The US granular urea market ended 2017 at around a one-year high of $260/st fob New Orleans, marking a $100/st rise over a volatile second half of the year. But several variables will determine whether the rising trend continues in early 2018.
At the forefront is China, which has drastically cut exports and begun importing urea as it deals with lower domestic production. Natural gas-based Chinese urea plants have largely idled in order to divert supply for the winter heating season, following a steep drop in coal-based plant operating rates because of high coal prices and environmental restrictions. In all, the shift in China has resulted in an estimated 500,000-600,000t swing in the global urea market.
The tight Chinese situation has so far offset the price impact of growing US urea production. How long the supply issues in China last into 2018 will play a large part in determining the strength of the US market.
Domestically, the focus remains on the supply side as the final batch of new urea plants come on line. Koch began production at its new 900,000 st/yr granular urea plant in the fourth quarter, while Dakota Gas plans to begin production at its new 400,000 st/yr Beulah, North Dakota, plant in January 2018. Those plants will cap off a wave of expansions that have added nearly 5mn st/yr of urea capacity to the US market since late 2015, joining already-operating units by CF Industries, Agrium and OCI.
That shift had a profound impact on US urea prices and trade flows in 2017. Nola barge prices set a 14-year low and spent most of the year at a discount to offshore markets. This closed arbitrage opportunities for spot cargoes into the US Gulf and lead to a 35pc drop in imports through the first four months of the 2017-18 fertilizer year. Record US urea exports — 463,000st from July-October — also resulted from new production and low domestic prices.

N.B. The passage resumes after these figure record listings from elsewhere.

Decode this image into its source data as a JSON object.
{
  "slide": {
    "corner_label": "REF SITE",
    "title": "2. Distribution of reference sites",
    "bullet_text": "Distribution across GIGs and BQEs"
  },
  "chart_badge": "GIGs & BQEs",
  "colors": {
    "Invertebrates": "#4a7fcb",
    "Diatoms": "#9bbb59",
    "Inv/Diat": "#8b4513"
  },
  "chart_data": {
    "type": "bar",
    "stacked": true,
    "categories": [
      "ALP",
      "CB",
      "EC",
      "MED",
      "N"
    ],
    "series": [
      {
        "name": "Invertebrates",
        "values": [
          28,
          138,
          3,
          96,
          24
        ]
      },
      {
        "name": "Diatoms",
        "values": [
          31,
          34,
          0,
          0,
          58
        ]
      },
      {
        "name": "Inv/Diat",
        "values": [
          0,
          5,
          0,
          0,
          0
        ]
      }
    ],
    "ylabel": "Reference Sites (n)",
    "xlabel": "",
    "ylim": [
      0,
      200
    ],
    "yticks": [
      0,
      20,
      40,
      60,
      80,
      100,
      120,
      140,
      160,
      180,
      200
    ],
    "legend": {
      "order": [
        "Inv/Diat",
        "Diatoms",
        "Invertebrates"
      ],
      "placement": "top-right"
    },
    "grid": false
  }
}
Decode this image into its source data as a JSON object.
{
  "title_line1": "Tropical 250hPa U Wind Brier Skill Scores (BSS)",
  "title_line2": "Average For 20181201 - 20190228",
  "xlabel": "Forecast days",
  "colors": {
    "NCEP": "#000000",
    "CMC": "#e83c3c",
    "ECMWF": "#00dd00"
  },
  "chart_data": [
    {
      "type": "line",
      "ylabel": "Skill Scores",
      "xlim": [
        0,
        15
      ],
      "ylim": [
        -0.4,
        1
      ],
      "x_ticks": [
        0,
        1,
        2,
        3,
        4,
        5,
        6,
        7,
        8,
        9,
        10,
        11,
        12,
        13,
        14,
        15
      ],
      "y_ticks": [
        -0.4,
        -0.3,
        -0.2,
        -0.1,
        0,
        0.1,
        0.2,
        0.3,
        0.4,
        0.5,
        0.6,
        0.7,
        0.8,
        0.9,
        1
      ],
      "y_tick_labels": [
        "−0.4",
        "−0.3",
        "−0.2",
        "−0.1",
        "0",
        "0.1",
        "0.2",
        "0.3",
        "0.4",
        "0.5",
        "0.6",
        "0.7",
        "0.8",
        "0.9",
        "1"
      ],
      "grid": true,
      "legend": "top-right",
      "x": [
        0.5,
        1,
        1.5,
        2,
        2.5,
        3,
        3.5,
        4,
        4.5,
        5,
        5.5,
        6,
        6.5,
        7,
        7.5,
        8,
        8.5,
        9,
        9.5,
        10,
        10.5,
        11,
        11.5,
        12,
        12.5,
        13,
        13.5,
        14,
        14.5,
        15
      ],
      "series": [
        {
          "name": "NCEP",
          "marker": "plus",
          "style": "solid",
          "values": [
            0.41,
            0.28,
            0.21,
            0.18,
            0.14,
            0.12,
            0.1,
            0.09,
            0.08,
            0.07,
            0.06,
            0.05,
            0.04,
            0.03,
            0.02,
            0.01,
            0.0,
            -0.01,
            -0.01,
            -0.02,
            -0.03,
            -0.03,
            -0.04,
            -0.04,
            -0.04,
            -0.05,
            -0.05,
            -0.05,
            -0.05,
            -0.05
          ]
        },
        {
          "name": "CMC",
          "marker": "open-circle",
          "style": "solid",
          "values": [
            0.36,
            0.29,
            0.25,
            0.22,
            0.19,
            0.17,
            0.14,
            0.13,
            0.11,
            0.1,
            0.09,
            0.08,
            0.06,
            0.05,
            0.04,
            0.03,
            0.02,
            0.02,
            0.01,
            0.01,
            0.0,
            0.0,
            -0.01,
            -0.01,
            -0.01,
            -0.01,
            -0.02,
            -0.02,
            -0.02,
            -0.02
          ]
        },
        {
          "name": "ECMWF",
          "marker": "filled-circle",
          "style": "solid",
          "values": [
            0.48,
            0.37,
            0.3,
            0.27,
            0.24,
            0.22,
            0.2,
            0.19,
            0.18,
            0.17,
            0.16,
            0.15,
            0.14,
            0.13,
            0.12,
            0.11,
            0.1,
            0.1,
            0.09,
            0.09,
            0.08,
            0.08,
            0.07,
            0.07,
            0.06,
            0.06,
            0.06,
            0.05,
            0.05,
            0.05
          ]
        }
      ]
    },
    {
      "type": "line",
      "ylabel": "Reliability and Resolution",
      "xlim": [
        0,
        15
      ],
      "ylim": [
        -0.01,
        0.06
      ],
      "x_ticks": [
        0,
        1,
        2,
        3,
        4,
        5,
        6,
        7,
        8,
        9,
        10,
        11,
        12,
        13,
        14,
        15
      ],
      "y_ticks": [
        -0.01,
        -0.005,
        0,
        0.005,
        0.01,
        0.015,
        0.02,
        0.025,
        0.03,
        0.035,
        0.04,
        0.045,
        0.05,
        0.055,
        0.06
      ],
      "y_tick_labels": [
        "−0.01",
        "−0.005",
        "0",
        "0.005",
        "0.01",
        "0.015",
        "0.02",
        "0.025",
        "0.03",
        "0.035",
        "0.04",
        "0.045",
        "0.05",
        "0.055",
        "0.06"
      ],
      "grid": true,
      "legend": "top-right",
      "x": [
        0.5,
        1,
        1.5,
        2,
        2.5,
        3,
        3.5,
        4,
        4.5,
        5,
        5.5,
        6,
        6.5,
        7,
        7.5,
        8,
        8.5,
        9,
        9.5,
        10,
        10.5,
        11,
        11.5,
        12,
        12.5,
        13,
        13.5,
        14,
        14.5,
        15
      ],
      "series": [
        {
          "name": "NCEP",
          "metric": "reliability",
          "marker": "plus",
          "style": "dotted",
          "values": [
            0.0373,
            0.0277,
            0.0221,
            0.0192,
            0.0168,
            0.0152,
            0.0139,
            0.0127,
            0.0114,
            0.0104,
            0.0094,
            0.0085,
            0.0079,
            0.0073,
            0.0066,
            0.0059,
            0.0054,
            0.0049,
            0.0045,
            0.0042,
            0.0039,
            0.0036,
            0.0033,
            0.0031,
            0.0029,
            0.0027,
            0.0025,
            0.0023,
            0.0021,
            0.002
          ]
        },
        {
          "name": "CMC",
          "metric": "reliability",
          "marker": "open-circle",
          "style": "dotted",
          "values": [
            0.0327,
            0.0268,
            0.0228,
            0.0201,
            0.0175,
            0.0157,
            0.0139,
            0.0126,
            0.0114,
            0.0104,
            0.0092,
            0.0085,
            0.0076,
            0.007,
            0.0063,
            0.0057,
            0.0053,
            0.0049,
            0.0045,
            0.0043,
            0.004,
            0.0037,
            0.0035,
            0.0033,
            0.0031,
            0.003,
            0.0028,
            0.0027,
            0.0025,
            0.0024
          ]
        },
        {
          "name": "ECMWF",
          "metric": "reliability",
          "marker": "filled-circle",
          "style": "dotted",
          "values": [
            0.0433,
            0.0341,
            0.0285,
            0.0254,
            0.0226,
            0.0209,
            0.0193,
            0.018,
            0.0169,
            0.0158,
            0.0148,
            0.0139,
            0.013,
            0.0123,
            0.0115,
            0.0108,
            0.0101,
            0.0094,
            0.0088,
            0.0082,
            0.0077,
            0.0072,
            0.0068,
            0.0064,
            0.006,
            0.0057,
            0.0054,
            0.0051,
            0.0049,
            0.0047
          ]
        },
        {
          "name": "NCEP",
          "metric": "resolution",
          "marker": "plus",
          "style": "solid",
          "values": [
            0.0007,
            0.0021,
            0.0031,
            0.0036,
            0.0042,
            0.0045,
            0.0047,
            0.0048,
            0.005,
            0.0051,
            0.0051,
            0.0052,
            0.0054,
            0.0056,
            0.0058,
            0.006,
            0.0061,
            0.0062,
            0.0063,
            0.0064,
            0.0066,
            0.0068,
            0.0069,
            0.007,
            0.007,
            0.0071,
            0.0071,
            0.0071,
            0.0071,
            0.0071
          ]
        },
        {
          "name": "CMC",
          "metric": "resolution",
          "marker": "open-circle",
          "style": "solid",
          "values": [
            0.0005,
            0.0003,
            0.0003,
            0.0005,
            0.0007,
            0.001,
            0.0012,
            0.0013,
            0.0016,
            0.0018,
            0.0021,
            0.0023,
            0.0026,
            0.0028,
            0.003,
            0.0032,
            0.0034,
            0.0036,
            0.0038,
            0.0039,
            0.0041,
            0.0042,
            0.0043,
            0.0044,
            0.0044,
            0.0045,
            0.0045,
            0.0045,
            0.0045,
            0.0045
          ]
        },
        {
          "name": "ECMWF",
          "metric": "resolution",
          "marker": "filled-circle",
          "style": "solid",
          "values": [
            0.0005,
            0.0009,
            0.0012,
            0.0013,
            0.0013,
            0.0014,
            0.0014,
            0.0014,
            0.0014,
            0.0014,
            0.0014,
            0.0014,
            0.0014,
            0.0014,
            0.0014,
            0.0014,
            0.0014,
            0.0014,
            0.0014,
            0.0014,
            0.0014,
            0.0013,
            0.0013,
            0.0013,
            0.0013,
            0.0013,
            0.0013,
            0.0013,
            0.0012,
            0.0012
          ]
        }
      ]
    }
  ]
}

But that dynamic has left the US short urea heading into a key buying period. The US still needs imported urea, with domestic capacity alone unable to meet demand. The US typically imports the most urea during the first quarter because of demand for the spring planting season.
The US Gulf urea market, while still in need of attracting spot cargoes, will still likely remain sensitive to major swings in supply because of added domestic capacity, as the first quarter of 2017 proved. The US over-imported in early 2017, sending prices from a peak of $261/st fob Nola in January down to $184/st fob by the end of March.
Overall nitrogen demand for the 2018-19 crop appears to be on par with the prior season. The USDA projects the US will plant 600,000 more acres of corn in 2018 at 91mn acres, suggesting a slight boost in nitrogen demand.